Na visão pragmática externada pelo ministro Barroso, os recursos interpostos pela defesa, a despeito de considerados [genericamente] perniciosos ao combate da criminalidade, seriam manejados pelos advogados de forma indevida, protelatória, antiética e abusiva.

Tais argumentos acabaram por alimentar o aviltamento da advocacia criminal, reforçando o imaginário popular de que o “bom advogado” é aquele “anti-herói capaz de evitar que a justiça seja feita”, de requerer a “liberdade ou a absolvição de um culpado”, ou mesmo de “manipular o processo”, protelando-o pela morosidade até alcançar a prescrição.

A crítica “pragmática”, no entanto, não merece minimamente prosperar, por vários motivos.

Primeiro, porque direito ao recurso [duplo grau de jurisdição] é assegurado no art. 8.2, letra “h”, da Convenção Americana de Direitos Humanos, no art. 14.3, do Pacto Internacional de Direitos Civis e Políticos, no art. 2º, do Protocolo VII da Convenção Europeia de Direitos Humanos, dentre outros dispositivos internacionais e nacionais.

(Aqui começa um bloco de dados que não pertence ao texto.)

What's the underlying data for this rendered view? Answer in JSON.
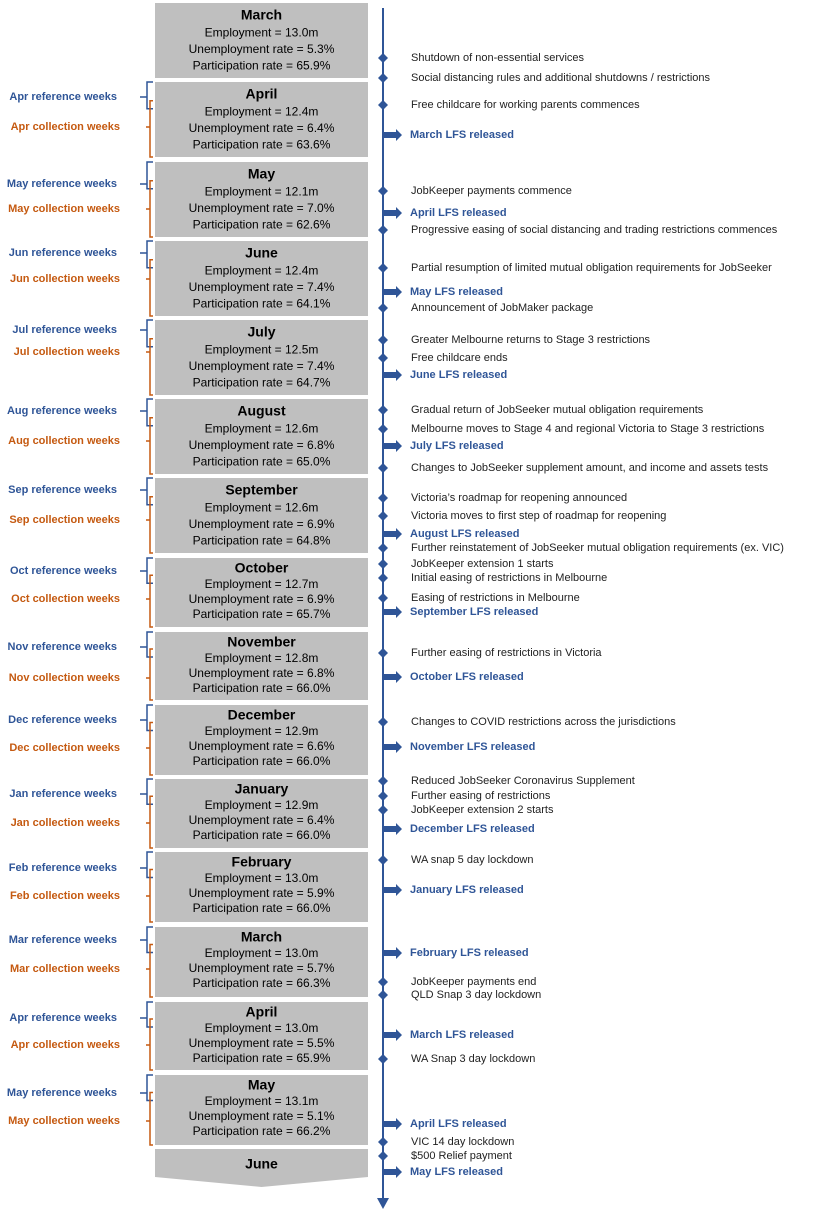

Segundo, porque a utilização dos recursos previstos na legislação brasileira se caracteriza como dever do advogado criminalista na defesa de uma pessoa acusada e por ela constituído [art. 23, do Código de Ética e Disciplina da OAB]. Evidente que no caso de eventual abuso do direito de recorrer, ou na constatação do “intuito manifestamente protelatório”, poderá se impor a condenação da “litigância de má-fé” [art. 80, VII, CPC c/c art. 32, Lei 8906/94], com imposição de multa [art. 81, CPC]. Na seara penal, inclusive, possível protelação também ensejará certificação do trânsito em julgado com a consequente baixa dos autos, independentemente da publicação do acórdão (cf. STF, ARE 1220845 AgR-ED/RS, etc).

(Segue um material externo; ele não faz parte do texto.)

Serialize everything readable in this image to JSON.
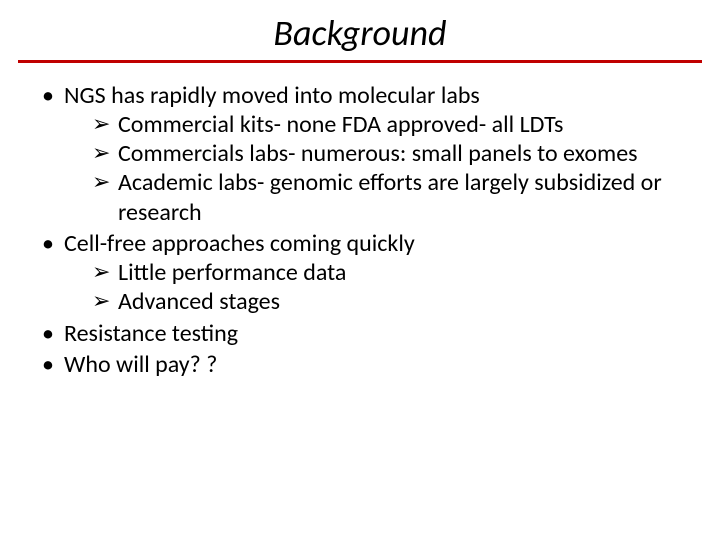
{
  "title": "Background",
  "rule_color": "#c00000",
  "text_color": "#000000",
  "background_color": "#ffffff",
  "font_family": "Calibri",
  "title_fontsize_pt": 36,
  "body_fontsize_pt": 24,
  "bullets": [
    {
      "text": "NGS has rapidly moved into molecular labs",
      "sub": [
        "Commercial kits- none FDA approved- all LDTs",
        "Commercials labs- numerous: small panels to exomes",
        "Academic labs- genomic efforts are largely subsidized or research"
      ]
    },
    {
      "text": "Cell-free approaches coming quickly",
      "sub": [
        "Little performance data",
        "Advanced stages"
      ]
    },
    {
      "text": "Resistance testing",
      "sub": []
    },
    {
      "text": "Who will pay? ?",
      "sub": []
    }
  ]
}
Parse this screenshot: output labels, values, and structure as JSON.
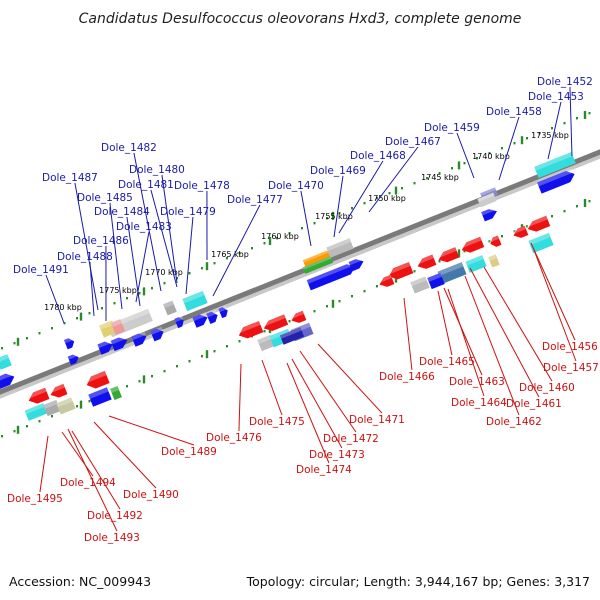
{
  "title": "Candidatus Desulfococcus oleovorans Hxd3, complete genome",
  "footer": {
    "accession": "Accession: NC_009943",
    "summary": "Topology: circular; Length: 3,944,167 bp; Genes: 3,317"
  },
  "colors": {
    "forward_label": "#1a1aa8",
    "reverse_label": "#cc1111",
    "forward_gene": "#1010ee",
    "reverse_gene": "#ee1111",
    "backbone": "#7a7a7a",
    "tick": "#2a8a2a"
  },
  "kbp_labels": [
    "1735 kbp",
    "1740 kbp",
    "1745 kbp",
    "1750 kbp",
    "1755 kbp",
    "1760 kbp",
    "1765 kbp",
    "1770 kbp",
    "1775 kbp",
    "1780 kbp"
  ],
  "forward_genes": [
    "Dole_1452",
    "Dole_1453",
    "Dole_1458",
    "Dole_1459",
    "Dole_1467",
    "Dole_1468",
    "Dole_1469",
    "Dole_1470",
    "Dole_1477",
    "Dole_1478",
    "Dole_1479",
    "Dole_1480",
    "Dole_1481",
    "Dole_1482",
    "Dole_1483",
    "Dole_1484",
    "Dole_1485",
    "Dole_1486",
    "Dole_1487",
    "Dole_1488",
    "Dole_1491"
  ],
  "reverse_genes": [
    "Dole_1456",
    "Dole_1457",
    "Dole_1460",
    "Dole_1461",
    "Dole_1462",
    "Dole_1463",
    "Dole_1464",
    "Dole_1465",
    "Dole_1466",
    "Dole_1471",
    "Dole_1472",
    "Dole_1473",
    "Dole_1474",
    "Dole_1475",
    "Dole_1476",
    "Dole_1489",
    "Dole_1490",
    "Dole_1492",
    "Dole_1493",
    "Dole_1494",
    "Dole_1495"
  ]
}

Portanto, a legislação disponibiliza de mecanismos para conter os abusos, não se podendo apontar a causa da morosidade do Poder Judiciário como sendo o exercício do direito ao recurso ou ao duplo grau de jurisdição.

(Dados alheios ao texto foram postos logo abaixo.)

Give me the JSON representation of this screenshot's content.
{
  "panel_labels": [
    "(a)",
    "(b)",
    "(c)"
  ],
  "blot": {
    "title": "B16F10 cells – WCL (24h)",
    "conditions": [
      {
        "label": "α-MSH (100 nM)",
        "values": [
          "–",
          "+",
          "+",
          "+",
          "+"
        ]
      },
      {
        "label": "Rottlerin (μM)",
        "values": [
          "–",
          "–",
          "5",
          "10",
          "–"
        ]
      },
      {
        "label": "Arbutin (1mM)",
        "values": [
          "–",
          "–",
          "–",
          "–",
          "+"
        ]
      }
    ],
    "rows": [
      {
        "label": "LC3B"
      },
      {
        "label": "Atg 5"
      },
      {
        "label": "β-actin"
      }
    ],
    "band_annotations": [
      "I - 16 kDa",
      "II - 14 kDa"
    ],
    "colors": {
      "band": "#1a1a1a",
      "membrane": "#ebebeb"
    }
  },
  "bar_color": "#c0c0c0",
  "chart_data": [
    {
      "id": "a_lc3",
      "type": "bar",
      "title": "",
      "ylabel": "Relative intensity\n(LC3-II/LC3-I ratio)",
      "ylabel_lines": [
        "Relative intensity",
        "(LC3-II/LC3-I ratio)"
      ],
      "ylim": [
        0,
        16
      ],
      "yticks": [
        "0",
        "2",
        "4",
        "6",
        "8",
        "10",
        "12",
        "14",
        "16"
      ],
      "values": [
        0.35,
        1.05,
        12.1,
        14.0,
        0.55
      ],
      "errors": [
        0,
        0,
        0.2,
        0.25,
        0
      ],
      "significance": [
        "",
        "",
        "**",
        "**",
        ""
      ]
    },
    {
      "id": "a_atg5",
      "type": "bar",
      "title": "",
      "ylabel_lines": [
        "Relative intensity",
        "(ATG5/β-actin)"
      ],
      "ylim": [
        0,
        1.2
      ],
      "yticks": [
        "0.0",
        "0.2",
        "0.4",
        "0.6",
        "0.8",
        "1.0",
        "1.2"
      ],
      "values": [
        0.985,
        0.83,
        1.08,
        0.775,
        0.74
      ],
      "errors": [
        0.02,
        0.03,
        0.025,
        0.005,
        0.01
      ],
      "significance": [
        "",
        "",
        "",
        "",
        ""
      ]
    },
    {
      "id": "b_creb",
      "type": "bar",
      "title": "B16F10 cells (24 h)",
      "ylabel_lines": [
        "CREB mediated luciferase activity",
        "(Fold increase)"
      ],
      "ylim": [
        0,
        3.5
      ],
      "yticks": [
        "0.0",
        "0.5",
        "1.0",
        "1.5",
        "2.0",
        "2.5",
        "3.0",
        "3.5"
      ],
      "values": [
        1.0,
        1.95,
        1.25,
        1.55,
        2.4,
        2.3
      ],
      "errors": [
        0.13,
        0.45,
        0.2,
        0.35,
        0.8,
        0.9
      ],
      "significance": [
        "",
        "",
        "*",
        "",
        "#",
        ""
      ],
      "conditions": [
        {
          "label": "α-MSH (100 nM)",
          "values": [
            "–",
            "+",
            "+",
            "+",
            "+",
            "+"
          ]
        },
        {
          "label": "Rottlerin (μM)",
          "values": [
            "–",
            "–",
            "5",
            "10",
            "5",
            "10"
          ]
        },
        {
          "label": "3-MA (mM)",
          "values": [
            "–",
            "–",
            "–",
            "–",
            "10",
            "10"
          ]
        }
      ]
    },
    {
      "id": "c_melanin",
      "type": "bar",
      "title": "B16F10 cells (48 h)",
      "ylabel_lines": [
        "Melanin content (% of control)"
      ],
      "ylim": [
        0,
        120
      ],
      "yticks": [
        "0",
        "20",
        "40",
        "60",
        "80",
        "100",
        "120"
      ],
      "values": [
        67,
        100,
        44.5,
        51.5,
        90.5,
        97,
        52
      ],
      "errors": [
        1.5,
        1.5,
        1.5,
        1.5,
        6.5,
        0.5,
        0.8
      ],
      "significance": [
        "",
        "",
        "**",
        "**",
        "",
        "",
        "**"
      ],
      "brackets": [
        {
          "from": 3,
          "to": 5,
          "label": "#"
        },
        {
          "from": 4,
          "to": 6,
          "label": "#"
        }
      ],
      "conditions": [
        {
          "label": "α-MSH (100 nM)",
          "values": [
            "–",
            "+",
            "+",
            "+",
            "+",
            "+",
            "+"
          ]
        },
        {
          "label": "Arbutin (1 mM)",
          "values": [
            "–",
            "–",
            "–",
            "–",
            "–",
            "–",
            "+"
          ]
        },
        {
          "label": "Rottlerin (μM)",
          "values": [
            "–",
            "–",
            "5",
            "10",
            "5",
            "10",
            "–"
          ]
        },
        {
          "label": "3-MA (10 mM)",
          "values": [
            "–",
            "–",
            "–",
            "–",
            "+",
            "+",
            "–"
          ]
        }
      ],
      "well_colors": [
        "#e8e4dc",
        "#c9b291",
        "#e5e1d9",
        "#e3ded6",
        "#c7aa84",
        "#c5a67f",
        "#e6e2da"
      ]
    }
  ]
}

Por óbvio que neste pequeno texto não se pretende rotular a parte pragmática do voto do ministro Luís Roberto Barroso que envolveu o assaque ao exercício da advocacia criminal de leviano, injusto ou irresponsável, sobretudo se considerado seu histórico profissional, que desvela atuação na qualidade de advogado em casos de grande repercussão perante o STF antes de assumir o cargo de ministro daquela Corte. Não é esse o Estado Democrático de Direito que se pretende fortalecer com este singelo artigo.

É preciso, de todo modo, combater, com veemência, para o bem do Estado Democrático de Direito, a perpetuação dessa estigmatização, afinal, como bem pontuado advogado criminalista Antonio Evaristo de Moraes Filho, a importância da advocacia criminal reside no fato de que ninguém – do Presidente da República ao ministro do STF, perpassando pelo mais simples cidadão – está livre do banco dos réus. Segue a advertência do mencionado criminalista:

“…aos que insistem em não reconhecer a importância social e a nobreza de nossa missão, e tanto nos desprezam quando nos lançamos, com redobrado ardor, na defesa dos odiados, só lhes peço que reflitam, vençam a cegueira dos preconceitos e percebam que o verdadeiro cliente do advogado criminal é a liberdade humana, inclusive daqueles que não nos compreendem e nos hostilizam, se num desgraçado dia precisarem de nós, para livrarem-se das teias da fatalidade…”.

A advocacia criminal, portanto, não pode continuar sendo confundida com a figura do acusado [cliente], nem tratada com discriminação, criminalização, ou preconceito, pois, efetivamente, não haverá Justiça sem a sua plena e livre participação, devendo todas autoridades do Estado [Executivo, Legislativo e Judiciário] ter a cautela e a prudência necessárias nas manifestações para não generalizar ou mesmo invadir a esfera de independência da atuação [recursal] do advogado, expondo-o de modo injusto e estigmatizante ao julgamento social.

Roberto Serra da Silva Maia é advogado criminalista, diretor da OAB-GO, mestre em Direito e professor universitário.